2: A private company interfering with a competitors services?
3: Both?
Technically option 3 may be true. However, while Comcast and other telcos are private companies, they benefit greatly from things most private companies do not.
It simply isn’t possible for companies to provide services like cable television or phone service without using public resources, going through peoples back yards, under public highways and over city streets. Because of this, and because the costs are so high they have been granted the right to use public resources such as easements, utility poles and sidewalk boxes. In return they agree to be regulated. This is called a granted monopoly, meaning that they have been granted exclusive right to offer a specific service in an area, such as cable television, phone service, and now because these same companies have expanded to being ISPs, internet service. This is the incentive these companies have been offered to build out and maintain a complex last mile network, and it is one they continue to benefit from. There is usually no competitor to a cable company in one area, nor any competitor to the phone company. You live in a certain area, you get Comcast, or Verizon, or AT&T, or Time Warner.
This is beneficial to consumers in that they are guaranteed that a certain area will have phone service or cable television, and that the company will be watched closely to ensure they don’t abuse their position, because they are in fact a monopoly in that area for a given service. But as we can see here, these companies which are already regulated for providing cable and phone service, ARE abusing their position, taking advantage of the monopoly position they have been given, and turning around and pretending to be entirely private companies that can do whatever they wish with the lines they own when it comes to internet service. In some cases those lines were not built out with just private money either, public money has been used to fund the development of such communications networks while private companies profit from them.
So what am I proposing? It is very simple actually. If we want the internet to remain the useful, open medium that has allowed for all the things we currently benefit from, we have 2 choices.
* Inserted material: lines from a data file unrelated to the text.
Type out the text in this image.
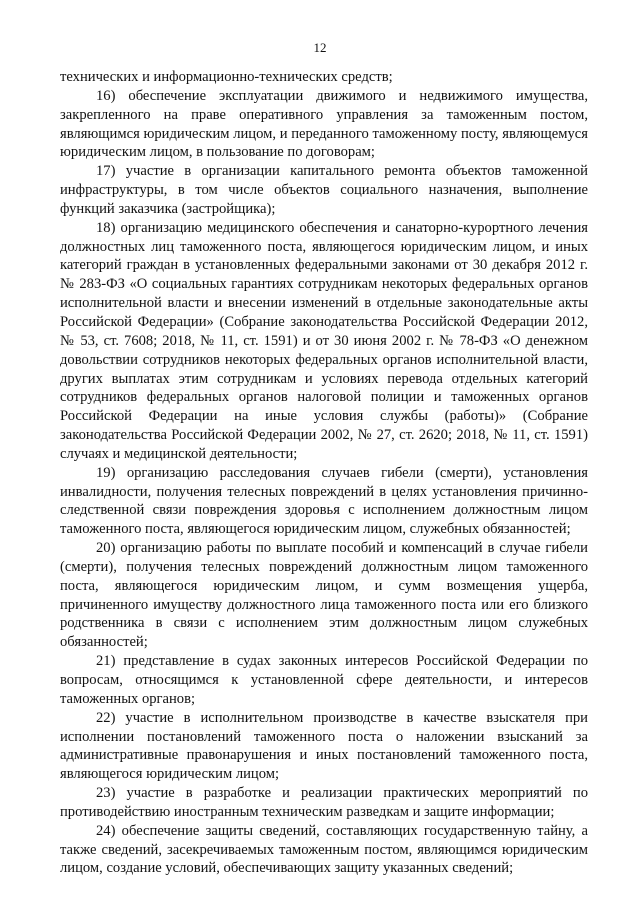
12

технических и информационно-технических средств;

16) обеспечение эксплуатации движимого и недвижимого имущества, закрепленного на праве оперативного управления за таможенным постом, являющимся юридическим лицом, и переданного таможенному посту, являющемуся юридическим лицом, в пользование по договорам;

17) участие в организации капитального ремонта объектов таможенной инфраструктуры, в том числе объектов социального назначения, выполнение функций заказчика (застройщика);

18) организацию медицинского обеспечения и санаторно-курортного лечения должностных лиц таможенного поста, являющегося юридическим лицом, и иных категорий граждан в установленных федеральными законами от 30 декабря 2012 г. № 283-ФЗ «О социальных гарантиях сотрудникам некоторых федеральных органов исполнительной власти и внесении изменений в отдельные законодательные акты Российской Федерации» (Собрание законодательства Российской Федерации 2012, № 53, ст. 7608; 2018, № 11, ст. 1591) и от 30 июня 2002 г. № 78-ФЗ «О денежном довольствии сотрудников некоторых федеральных органов исполнительной власти, других выплатах этим сотрудникам и условиях перевода отдельных категорий сотрудников федеральных органов налоговой полиции и таможенных органов Российской Федерации на иные условия службы (работы)» (Собрание законодательства Российской Федерации 2002, № 27, ст. 2620; 2018, № 11, ст. 1591) случаях и медицинской деятельности;

19) организацию расследования случаев гибели (смерти), установления инвалидности, получения телесных повреждений в целях установления причинно-следственной связи повреждения здоровья с исполнением должностным лицом таможенного поста, являющегося юридическим лицом, служебных обязанностей;

20) организацию работы по выплате пособий и компенсаций в случае гибели (смерти), получения телесных повреждений должностным лицом таможенного поста, являющегося юридическим лицом, и сумм возмещения ущерба, причиненного имуществу должностного лица таможенного поста или его близкого родственника в связи с исполнением этим должностным лицом служебных обязанностей;

21) представление в судах законных интересов Российской Федерации по вопросам, относящимся к установленной сфере деятельности, и интересов таможенных органов;

22) участие в исполнительном производстве в качестве взыскателя при исполнении постановлений таможенного поста о наложении взысканий за административные правонарушения и иных постановлений таможенного поста, являющегося юридическим лицом;

23) участие в разработке и реализации практических мероприятий по противодействию иностранным техническим разведкам и защите информации;

24) обеспечение защиты сведений, составляющих государственную тайну, а также сведений, засекречиваемых таможенным постом, являющимся юридическим лицом, создание условий, обеспечивающих защиту указанных сведений;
1. My preference, and the only real option at this point – Encourage local municipalities to build out new fiber networks using tax dollars or other funding sources, then either maintain them with city employees, or contract out that maintenance to a private company, but have the public retain ownership. Then upstream internet service providers can offer internet service and indeed any services they wish to customers. The local government would be prohibited from censoring the network or entering into exclusive deals with private companies to provide services over it. Private companies would be free to offer services in any way they wish, and customers would be free not to use them. Cost of entry would be low enough so as to encourage outside companies to come in and provide upstream connections without having to worry about the last mile network. The problem it seems, is that incumbent telcos don’t like being replaced, and have sued municipalities that have attempted to build out such a network.
2. If we are to continue to allow private companies to manage and own last mile networks that internet users depend on, and given that ALL private internet service providers must use public resources to provide their service, they should be subject to regulation. They are already regulated for the other services they provide (over the same wires i might add), so regulating their internet service is essential and the lack of regulation is inexcusable:
- Since most companies are not content with just selling internet service, but take advantage of a granted monopoly status, they should not be permitted to rig service rates to favor their own content services. They do not have to be just “dumb pipes”, but if consumers choose to utilize them in this way, companies should not interfere. Reasonable rates must be charged to ensure companies get a fair deal to maintain the network.
- Because this network is so important, internet service providers cannot be allowed to abuse their position and dictate which applications or services may be used over the network. Either offer internet service, or don’t.
That’s basically it. If those terms are unacceptable, fine. Companies who don’t like them should cede control over the lines to the local government to implement option 1 above, or to a company who DOES wish to offer real internet access. The Internet is too important to allow private companies to have this level of unlimited control over it, and given that the majority of Americans access the internet through a company that is a monopoly in one area, the only solution is to ensure that the regulations they are already subject to for other services, are applied to Internet service as well.
If we continue to allow private companies to use public resources to provide last mile networks and upstream internet access, while asserting the right to completely control the network, they will abuse that control, plenty of examples show that they already are. The internet will no longer be the open medium that has made it what it is today, and instead will turn into a collusive toll road, where content owners and network operators conspire to dictate what consumers will have access to. This is absolutely unacceptable.
ISPs who are granted local monopolies basically already are regulated utilities. If your city council didn’t like what the ISPs were doing, they would have granted the monopoly to some other company.
The solution for crappy ISPs is more competition, not less. Try suggesting that, however, and watch how quickly your local monopoly ISP tells you it’s a bad idea. Having a local monopoly and/or being a “regulated utility” is easy money, but if they had to compete they’d lose.